04 January 2019 | Columns

The long-awaited new curriculum for the NSSCO students in Namibia will be implemented this year.

The grade 10s of 2019 will be the first to follow the two-year study plan and can attend university if they are not interested in following the Namibia Secondary School Certificate Advanced Subsidiary. In a frank interview with Namibian Sun, Nust's vice-chancellor, Dr Tjama Tjivikua, said he did not expect much to change.

We stand with him.

Of concern is the quality of teaching. Physics and chemistry are now separate subjects and maths can only be taken on the extended and no longer the core level.

Textbooks for the new study plans have been ordered but not yet delivered.

Regarding the dismal performance of the 2018 grade 10s, Tjivikua said, “The picture is no different to that which we are used to. It is a nightmare and every year it is the same. There is no marked improvement in the output.”
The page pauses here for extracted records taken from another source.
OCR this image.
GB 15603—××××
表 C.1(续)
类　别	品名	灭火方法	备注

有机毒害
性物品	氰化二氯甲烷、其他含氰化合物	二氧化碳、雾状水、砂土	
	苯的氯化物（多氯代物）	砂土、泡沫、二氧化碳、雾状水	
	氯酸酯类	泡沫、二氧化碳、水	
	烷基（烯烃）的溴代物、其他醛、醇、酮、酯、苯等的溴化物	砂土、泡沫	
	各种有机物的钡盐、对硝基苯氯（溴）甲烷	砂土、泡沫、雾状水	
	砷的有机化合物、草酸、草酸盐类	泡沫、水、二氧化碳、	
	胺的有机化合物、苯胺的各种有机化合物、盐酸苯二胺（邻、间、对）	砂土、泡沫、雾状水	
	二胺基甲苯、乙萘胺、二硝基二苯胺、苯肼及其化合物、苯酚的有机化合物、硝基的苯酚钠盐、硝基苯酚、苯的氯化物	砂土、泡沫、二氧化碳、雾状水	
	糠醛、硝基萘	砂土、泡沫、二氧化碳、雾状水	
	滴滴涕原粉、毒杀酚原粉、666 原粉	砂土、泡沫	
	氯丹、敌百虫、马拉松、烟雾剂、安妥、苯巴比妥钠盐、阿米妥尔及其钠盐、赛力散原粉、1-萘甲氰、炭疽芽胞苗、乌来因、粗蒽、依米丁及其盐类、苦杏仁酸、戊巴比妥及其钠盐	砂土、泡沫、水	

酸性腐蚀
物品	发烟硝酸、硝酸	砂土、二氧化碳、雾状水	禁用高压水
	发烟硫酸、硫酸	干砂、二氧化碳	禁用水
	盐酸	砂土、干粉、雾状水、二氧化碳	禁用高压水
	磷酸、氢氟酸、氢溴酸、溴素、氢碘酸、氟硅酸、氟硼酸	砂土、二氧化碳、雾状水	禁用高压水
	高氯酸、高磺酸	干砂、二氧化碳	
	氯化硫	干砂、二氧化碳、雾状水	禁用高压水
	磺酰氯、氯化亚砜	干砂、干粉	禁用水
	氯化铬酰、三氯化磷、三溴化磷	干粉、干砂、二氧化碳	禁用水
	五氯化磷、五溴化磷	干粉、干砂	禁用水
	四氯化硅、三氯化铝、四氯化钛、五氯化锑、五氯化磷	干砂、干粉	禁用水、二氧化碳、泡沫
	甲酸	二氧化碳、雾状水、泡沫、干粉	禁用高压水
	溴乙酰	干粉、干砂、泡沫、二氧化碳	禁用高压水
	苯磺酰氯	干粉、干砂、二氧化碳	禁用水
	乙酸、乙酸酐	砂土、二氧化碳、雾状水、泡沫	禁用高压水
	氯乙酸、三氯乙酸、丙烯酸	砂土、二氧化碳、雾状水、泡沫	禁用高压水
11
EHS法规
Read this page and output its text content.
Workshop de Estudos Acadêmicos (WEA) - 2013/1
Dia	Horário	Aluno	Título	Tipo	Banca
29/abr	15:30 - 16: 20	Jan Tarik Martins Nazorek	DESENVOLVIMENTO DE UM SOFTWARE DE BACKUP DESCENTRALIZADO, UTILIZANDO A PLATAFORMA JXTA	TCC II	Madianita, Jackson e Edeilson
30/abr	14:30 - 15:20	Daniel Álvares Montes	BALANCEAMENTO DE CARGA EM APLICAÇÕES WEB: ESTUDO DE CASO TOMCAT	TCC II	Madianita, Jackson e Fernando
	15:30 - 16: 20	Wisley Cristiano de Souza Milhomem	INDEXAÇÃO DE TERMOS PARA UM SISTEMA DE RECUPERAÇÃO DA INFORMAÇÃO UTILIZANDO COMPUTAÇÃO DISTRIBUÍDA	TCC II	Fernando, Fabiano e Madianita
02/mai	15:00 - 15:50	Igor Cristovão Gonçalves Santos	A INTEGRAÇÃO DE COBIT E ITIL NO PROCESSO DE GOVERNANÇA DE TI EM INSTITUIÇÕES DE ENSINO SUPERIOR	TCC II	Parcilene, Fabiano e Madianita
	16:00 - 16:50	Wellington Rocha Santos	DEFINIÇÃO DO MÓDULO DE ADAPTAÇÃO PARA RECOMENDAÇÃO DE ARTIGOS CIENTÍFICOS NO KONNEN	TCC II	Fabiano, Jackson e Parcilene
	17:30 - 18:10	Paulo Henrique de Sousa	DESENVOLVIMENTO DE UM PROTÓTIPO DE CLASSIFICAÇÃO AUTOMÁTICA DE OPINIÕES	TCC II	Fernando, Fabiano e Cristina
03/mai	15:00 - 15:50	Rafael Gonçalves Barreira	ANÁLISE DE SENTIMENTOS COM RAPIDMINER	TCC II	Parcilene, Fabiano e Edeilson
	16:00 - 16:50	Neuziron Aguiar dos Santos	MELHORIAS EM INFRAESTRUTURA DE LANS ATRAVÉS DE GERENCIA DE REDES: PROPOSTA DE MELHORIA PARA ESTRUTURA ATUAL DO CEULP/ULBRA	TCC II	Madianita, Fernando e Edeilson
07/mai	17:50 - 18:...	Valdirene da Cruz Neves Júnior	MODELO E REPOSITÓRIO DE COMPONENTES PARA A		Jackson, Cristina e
He is correct that both English and maths remain the primary challenge for our learners. This is an inherent flaw in the system which starts at primary school level.

Teachers themselves are not fluent in English as a home or first language and mathematics is, just well, mathematics. A high level of skill is needed to teach and pass the subject and, not all children are born with an understanding of calculus, algebra and geometry.

As Tjivikua said: “We are not necessarily going to get more or better students.”

While we understand the necessity of creating an opportunity for local learners to study internationally, we do not see that the critical foundations have been laid in this regard to truly bring about a change in the pass rate for both ordinary and advanced learners.

In fact, if predictions by those in the know hold, we will see maths being the major stumbling block for our pass rates and a shortage of knowledgeable teachers the other.